I’m trying to distract myself from the emotional trauma that ACOWAR has brought upon me, and also trying to move on from the fact that I have to wait till 2018 for the next book. So this post was brought to you by Sarah J. Maas latest masterpiece. Don’t worry, I won’t be mentioning any spoilers. This is more a reflection on a snippet of the book. And that’s about as far as I’m going to mention the book at all.
(from http://law-of-attraction-central.tumblr.com/post/159126177638/your-vision-will-become-clear-only-when-you-look // credits to the creator // I also can’t be bothered to confirm if Carl Jung actually said that)

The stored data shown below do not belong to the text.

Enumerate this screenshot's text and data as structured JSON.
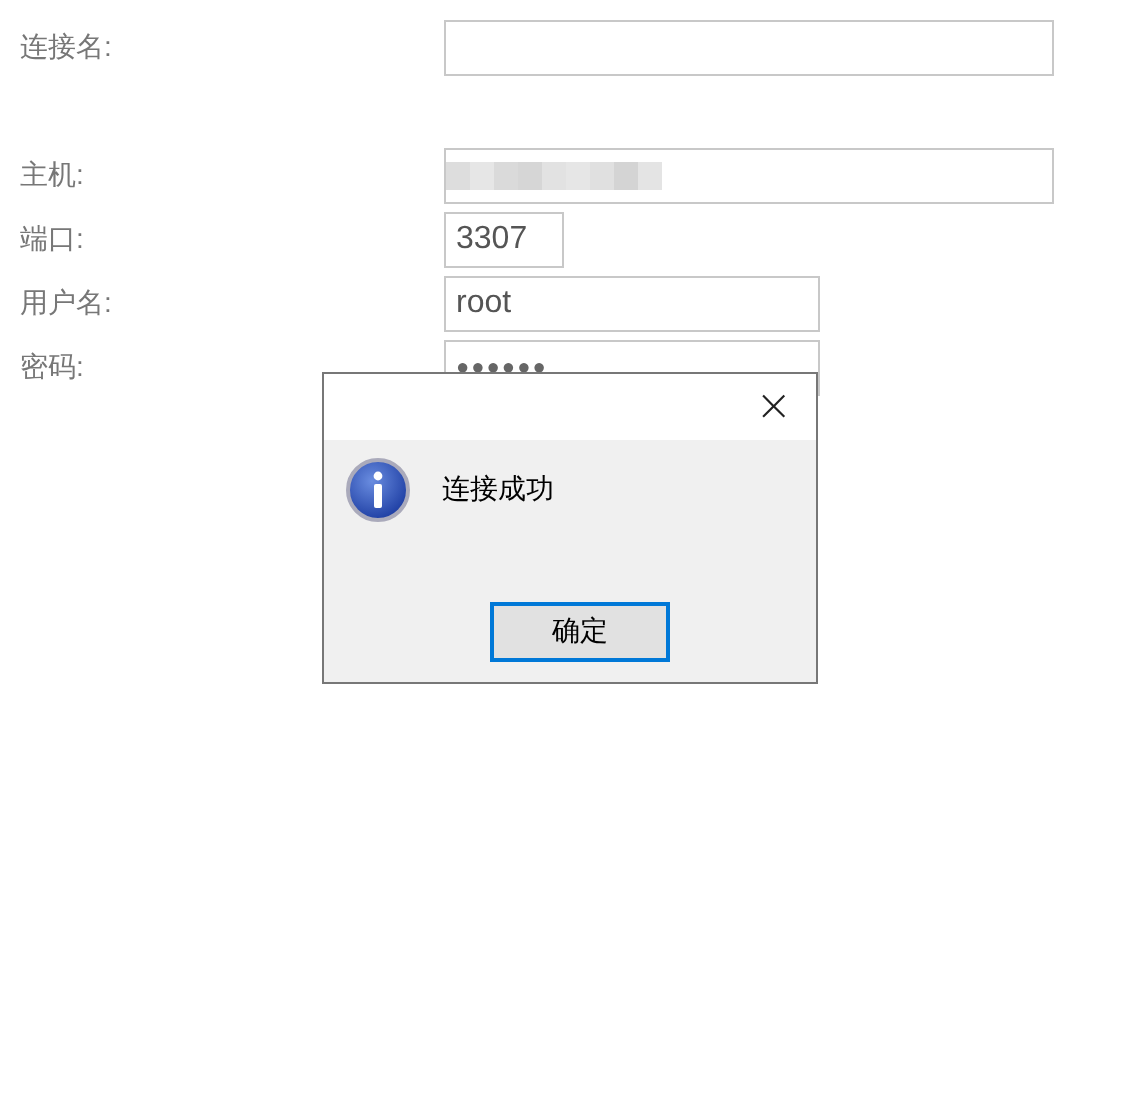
{
  "form": {
    "fields": [
      {
        "label": "连接名:",
        "kind": "text"
      },
      {
        "label": "主机:",
        "kind": "text",
        "blurred": true
      },
      {
        "label": "端口:",
        "value": "3307",
        "kind": "text"
      },
      {
        "label": "用户名:",
        "value": "root",
        "kind": "text"
      },
      {
        "label": "密码:",
        "value": "●●●●●●",
        "kind": "password"
      }
    ]
  },
  "dialog": {
    "close": "×",
    "message": "连接成功",
    "button": "确定"
  }
}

It got me thinking about the whole “I don’t know myself” cliché. If it’s even a cliché. I didn’t know what it meant when I was a kid, like how could a person not know who they are? You literally are the only person to grow old with yourself, and spend all that time in your head, thinking your thoughts, feeling your emotions, your pain, your joys… isn’t it strange that you wouldn’t know yourself, even well into adulthood?
Before everything, mostly college, I had a vague idea of where I wanted to go and what I wanted to be. Vague was nice, because if I went too much into the specifics of it, and end up not achieving a damn thing, like I didn’t, I would get too disappointed. It’s pretty much the same idea I have with everything, going too much into detail just triggers me into a funk, so I don’t do it very often. But college ended up being a whole thing I didn’t expect at all. It was a pretty cool adventure. I became a person I never expected to be. And with that, I think I just stopped planning anything out. I still have an idea, definitely a much vaguer one than before, about where I want to go and what I want to be, but if I don’t keep an eye on one specific light at the end of the tunnel, how do I keep going?
However, isn’t that a more outward view? Where I want to go and what I want to be is about putting myself someplace else and, even, being something else. And that’s what a great majority of us do. Even as a kid, people as us “What do you want to be when you grow up?”, not much about who you are and how you feel and what you’re thinking at that time and place and moment. It’s never an inward outlook, it’s almost always outward.
Presently, awareness for mental health and illness is booming, which is great. But it is sad to think that we’ve had all the time and means to evolve, and we’ve still got so much to go. What I’ve learned, since the months after being an official adult, and spiraling deeper into my depression, is that there’s very little time for anyone to figure themselves out, because of society’s expectations for a person to fit in. I’m not just talking about beauty standards or gender roles, but also about when you’re a kid, you’re supposed to befriend other kids, do well in school, play sports, learn an instrument, and train to dance or play sports. Then in your teenage years, apart from the mess that puberty is, you’re expected to prepare for college, so that you can prepare for your future. All the decisions, about which college you’ll be going, what major you’ll be taking, where in the world you want to make a living, and also dating, and excelling in school, experiencing your youth. Then it’s ALL the stress of college and, at least, passing all your subjects, attending lectures, seminars, and internships, getting a job so that you can start saving up money, amongst ALL the other things. Then you graduate college, you need to apply for jobs, decide if you’ll be moving back home or getting an apartment, then deciding where you want to get an apartment, then paying bills, making more friends, maintaining old friends, and EVERY OTHER THING.
It’s all about an outward movement, not just about stepping out of your comfort zone, but also about growing out of it. So much so that should you spare a moment to look back, you can hardly recognize yourself, and maybe even forget the person you wanted to be when you were younger. If you’re like me, and didn’t have much of an image of yourself in the future at all, then you might not have too many regrets. But then you start thinking about whether or not the person you are is a person you would have wanted to be at all, and, like me, end up spiraling into a depression, you might just want to have more than just a vague idea.
I’ve had a considerable amount of time to look inward, instead of outward, and I am already luckier and more privileged than most for having the opportunity. It helped me get through a pretty tough time that I didn’t think I would go through after the already tough time I had in college. Having recovered from that, I know I still have plenty of steps to go, outward this time, because I’ve already taking too long. But having all this time to look inward, to know myself as I am now, and even remember who I was some four years ago, I know that when the time comes, I’ll be ready to grow further outward.
And isn’t that all life is about? Timing.
One day, I’ll get a job I’ll be perfectly happy with. One day, I’ll be able to save up enough money to buy my parents a house. One day, I’ll meet a person I’d want to spend the rest of my life with and hopefully do so. But before all of that, and in between them, I want to look inward every now and then, to remember the person I was, the person I wanted to be, and the person I want to remain. One step at a time.
May the Fourth be with you.
PS: Another unscheduled Thursday post lol, but I spent a majority of yesterday reading ACOWAR, and today’s May the Fourth, so it’s a perfect excuse. It might also be the excuse if I end up not posting tomorrow 😛
PPS: ACOWAR is, as expected, awesome, and I can’t wait for the next installment T_T Praise Sarah J. Maas, and honorable mentions Charlie Bowater and Coralie Jubenot for their lovely artwork!